El Ministro de Agricultura de España, Luis Planas, ha admitido abiertamente que existe un «problema de competencia desleal» en el sector agrícola del país. Declaró que los agricultores tienen razón en este asunto dado que se produce según las normativas que no se exigen a ciertas importaciones. Las declaraciones de Planas llegan en medio de una gran movilización del sector agrícola que condujo a cientos de tractores a Madrid, en una protesta frente al ministerio de agricultura, que contó con la participación de miles de trabajadores del sector.
El Ministro Planas ha señalado que la adaptación al cambio climático está generando costos para la rentabilidad de las explotaciones agrícolas y ganaderas. «La sostenibilidad ambiental sólo es posible si va acompañada de rentabilidad», aseguró. Planas subrayó la necesidad de que las empresas sean rentables para mantener su sostenibilidad a largo plazo y que ambas son compatibles.
Planas también señaló que la «velocidad» de adaptación del medio rural al cambio climático es otro factor importante a tener en cuenta. El Ministro también anunció su intención de reunirse de nuevo con las asociaciones agrarias para buscar soluciones tras un encuentro previo con responsables políticos en Bruselas.
Además, Planas defendió que la ley de cadena alimentaria de España ha servido de ejemplo para Francia, país donde comenzaron las movilizaciones del sector agrario. «El primer ministro francés ha señalado que la venta a pérdidas es uno de los principales problemas del sector», explicó Planas.
En relación a las cláusulas espejo, Planas reconoció que en España se produce con condiciones que en otros países no se cumplen. Por ello, mostró su disposición a trabajar sobre las cláusulas espejo en la Organización Mundial de Comercio y destacó que el diálogo con el sector será constante. «El año pasado me reuní con ellos 56 veces y así seguirá», subrayó.
Para el próximo Consejo de Ministros de Agricultura de la Unión Europea, Planas explicó que España llevará cuestiones concretas como la simplificación de la Política Agraria Común (PAC), cuyo único límite, según él, es «el buen uso de los fondos públicos». España también defenderá la necesidad de legislar de la mano de agricultores y ganaderos.

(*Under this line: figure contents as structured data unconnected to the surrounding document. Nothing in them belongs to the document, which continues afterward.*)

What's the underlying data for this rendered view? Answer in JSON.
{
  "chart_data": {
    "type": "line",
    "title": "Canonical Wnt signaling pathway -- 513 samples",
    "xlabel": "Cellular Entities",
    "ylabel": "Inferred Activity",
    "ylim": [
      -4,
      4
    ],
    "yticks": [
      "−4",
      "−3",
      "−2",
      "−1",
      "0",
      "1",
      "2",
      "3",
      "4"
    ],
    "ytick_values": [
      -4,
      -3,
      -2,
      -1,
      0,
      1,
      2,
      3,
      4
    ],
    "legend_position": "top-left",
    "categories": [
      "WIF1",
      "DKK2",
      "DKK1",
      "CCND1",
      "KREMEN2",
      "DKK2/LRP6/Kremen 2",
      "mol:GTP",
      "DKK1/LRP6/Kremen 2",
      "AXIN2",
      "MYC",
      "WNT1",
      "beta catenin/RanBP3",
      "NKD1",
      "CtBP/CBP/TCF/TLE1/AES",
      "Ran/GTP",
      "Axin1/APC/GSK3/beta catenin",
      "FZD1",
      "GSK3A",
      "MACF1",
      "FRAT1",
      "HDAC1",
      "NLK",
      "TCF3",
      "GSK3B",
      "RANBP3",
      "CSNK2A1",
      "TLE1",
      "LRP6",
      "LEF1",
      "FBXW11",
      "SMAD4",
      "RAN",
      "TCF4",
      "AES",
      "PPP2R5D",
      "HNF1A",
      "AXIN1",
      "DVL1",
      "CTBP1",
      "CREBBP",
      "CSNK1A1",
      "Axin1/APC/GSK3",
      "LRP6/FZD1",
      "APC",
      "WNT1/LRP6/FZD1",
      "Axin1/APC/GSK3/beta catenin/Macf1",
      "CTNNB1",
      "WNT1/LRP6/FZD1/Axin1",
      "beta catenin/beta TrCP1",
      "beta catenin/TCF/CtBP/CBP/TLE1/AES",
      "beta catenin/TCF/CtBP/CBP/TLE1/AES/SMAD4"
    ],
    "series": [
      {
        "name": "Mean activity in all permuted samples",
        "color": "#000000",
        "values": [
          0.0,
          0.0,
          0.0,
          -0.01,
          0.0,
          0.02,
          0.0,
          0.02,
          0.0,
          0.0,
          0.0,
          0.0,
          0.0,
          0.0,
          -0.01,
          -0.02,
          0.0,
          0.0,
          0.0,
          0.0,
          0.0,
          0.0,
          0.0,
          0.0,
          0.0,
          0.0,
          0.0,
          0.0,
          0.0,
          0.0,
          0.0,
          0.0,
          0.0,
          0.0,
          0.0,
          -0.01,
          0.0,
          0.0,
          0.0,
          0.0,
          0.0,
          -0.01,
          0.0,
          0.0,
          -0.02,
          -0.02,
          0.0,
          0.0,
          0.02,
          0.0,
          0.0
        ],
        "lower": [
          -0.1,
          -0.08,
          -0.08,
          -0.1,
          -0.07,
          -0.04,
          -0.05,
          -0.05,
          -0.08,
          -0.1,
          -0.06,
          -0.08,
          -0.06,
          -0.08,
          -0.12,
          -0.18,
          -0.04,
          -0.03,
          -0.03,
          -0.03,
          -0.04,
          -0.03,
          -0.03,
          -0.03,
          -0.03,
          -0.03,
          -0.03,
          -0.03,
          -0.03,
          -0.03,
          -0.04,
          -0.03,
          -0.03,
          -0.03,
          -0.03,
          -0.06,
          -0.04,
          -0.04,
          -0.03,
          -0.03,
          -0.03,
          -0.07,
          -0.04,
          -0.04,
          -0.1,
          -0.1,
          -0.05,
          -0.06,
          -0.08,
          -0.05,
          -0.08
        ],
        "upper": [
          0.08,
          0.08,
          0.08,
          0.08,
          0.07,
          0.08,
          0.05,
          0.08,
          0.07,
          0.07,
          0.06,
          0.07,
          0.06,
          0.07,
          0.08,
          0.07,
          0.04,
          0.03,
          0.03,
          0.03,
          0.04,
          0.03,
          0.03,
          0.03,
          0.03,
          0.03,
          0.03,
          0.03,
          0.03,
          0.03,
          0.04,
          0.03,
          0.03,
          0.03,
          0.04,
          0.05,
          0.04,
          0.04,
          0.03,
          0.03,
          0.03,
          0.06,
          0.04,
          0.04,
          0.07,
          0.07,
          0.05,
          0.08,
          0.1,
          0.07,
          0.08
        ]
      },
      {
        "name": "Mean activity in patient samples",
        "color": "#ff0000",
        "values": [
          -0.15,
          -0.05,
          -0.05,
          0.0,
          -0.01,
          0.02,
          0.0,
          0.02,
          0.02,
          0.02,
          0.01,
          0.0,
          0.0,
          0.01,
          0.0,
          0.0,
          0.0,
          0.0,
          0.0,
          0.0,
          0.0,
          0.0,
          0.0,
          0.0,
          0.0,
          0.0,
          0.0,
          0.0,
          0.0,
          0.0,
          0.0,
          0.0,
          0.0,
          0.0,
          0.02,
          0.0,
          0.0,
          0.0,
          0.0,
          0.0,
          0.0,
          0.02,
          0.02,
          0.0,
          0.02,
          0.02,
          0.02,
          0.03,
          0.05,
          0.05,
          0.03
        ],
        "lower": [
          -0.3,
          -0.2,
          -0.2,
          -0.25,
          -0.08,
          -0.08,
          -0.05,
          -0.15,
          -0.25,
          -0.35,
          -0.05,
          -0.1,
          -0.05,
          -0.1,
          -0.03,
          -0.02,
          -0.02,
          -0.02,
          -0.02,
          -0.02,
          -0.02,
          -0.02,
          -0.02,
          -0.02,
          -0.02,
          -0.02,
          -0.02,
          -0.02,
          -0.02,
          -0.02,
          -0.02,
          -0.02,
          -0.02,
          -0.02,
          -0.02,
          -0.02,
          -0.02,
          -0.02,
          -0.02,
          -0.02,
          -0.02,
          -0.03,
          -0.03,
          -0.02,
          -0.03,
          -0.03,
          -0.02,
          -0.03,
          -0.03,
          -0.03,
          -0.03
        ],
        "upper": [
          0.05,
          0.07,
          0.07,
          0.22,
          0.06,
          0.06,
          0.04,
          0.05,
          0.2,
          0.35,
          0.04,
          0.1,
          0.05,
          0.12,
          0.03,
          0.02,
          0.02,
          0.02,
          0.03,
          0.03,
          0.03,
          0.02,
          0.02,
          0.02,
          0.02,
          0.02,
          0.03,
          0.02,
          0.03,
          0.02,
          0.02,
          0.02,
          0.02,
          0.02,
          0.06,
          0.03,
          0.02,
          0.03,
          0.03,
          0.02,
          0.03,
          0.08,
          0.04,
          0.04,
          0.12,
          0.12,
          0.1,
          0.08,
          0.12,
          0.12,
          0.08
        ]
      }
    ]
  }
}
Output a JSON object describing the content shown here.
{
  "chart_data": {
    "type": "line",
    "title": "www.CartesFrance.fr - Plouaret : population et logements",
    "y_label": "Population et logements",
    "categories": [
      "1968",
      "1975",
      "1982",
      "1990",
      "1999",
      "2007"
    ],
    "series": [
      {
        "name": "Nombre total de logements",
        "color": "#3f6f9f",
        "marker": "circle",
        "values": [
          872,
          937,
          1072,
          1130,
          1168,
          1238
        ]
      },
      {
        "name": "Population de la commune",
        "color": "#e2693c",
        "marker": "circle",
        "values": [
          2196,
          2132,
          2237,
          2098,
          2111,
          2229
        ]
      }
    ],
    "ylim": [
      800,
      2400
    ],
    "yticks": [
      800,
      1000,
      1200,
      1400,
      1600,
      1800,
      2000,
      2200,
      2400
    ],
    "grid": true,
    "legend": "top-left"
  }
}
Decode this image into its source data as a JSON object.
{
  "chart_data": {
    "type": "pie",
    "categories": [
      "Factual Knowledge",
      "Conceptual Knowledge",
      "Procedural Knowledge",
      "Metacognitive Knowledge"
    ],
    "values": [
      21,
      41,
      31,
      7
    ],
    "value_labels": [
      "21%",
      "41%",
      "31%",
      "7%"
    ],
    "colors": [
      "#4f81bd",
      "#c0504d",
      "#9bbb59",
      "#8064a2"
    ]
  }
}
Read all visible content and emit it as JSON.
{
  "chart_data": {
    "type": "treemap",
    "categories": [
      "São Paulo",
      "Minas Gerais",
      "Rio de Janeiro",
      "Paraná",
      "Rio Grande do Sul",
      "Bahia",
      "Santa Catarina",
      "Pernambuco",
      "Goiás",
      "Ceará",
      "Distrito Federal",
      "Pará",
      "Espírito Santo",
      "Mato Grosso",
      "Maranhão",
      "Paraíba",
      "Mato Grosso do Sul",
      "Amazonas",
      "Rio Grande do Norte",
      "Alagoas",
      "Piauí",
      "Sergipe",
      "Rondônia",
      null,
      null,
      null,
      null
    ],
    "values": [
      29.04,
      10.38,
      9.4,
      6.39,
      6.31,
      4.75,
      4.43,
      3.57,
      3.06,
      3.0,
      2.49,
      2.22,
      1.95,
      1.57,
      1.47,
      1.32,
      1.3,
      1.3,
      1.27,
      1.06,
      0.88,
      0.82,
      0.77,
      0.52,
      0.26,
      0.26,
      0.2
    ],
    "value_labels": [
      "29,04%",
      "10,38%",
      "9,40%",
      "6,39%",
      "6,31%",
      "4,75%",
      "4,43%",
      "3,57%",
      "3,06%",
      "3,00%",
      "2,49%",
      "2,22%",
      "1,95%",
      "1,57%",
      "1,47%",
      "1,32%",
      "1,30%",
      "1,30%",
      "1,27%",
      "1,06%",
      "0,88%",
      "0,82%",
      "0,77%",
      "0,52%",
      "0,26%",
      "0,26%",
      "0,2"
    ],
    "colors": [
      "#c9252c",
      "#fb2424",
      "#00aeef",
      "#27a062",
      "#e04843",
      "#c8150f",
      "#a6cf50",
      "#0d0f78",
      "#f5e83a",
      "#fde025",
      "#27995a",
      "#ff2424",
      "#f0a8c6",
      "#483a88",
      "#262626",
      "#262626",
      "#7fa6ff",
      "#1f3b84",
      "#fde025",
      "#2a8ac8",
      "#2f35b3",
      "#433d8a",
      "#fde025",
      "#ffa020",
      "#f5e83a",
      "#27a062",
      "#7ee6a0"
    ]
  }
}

El Ministro también abordó la cuestión de la representatividad de las organizaciones agrarias tras la demostración de fuerza de la Unión de Uniones, la cuarta asociación agraria tras Asaja, COAG y UPA. «Si es necesario abordar el problema de la representación, lo abordaremos», declaró.
Por último, Planas consideró que de cara a las próximas elecciones europeas de junio, los problemas de los agricultores y ganaderos son un «campo perfecto para la batalla política». «Entiendo que hay quien piensa que esto es, y con razón, un preludio de la gran batalla electoral de junio próximo, y no es menor el envite porque nos jugamos la composición del próximo Parlamento Europeo y de la Comisión Europea», concluyó.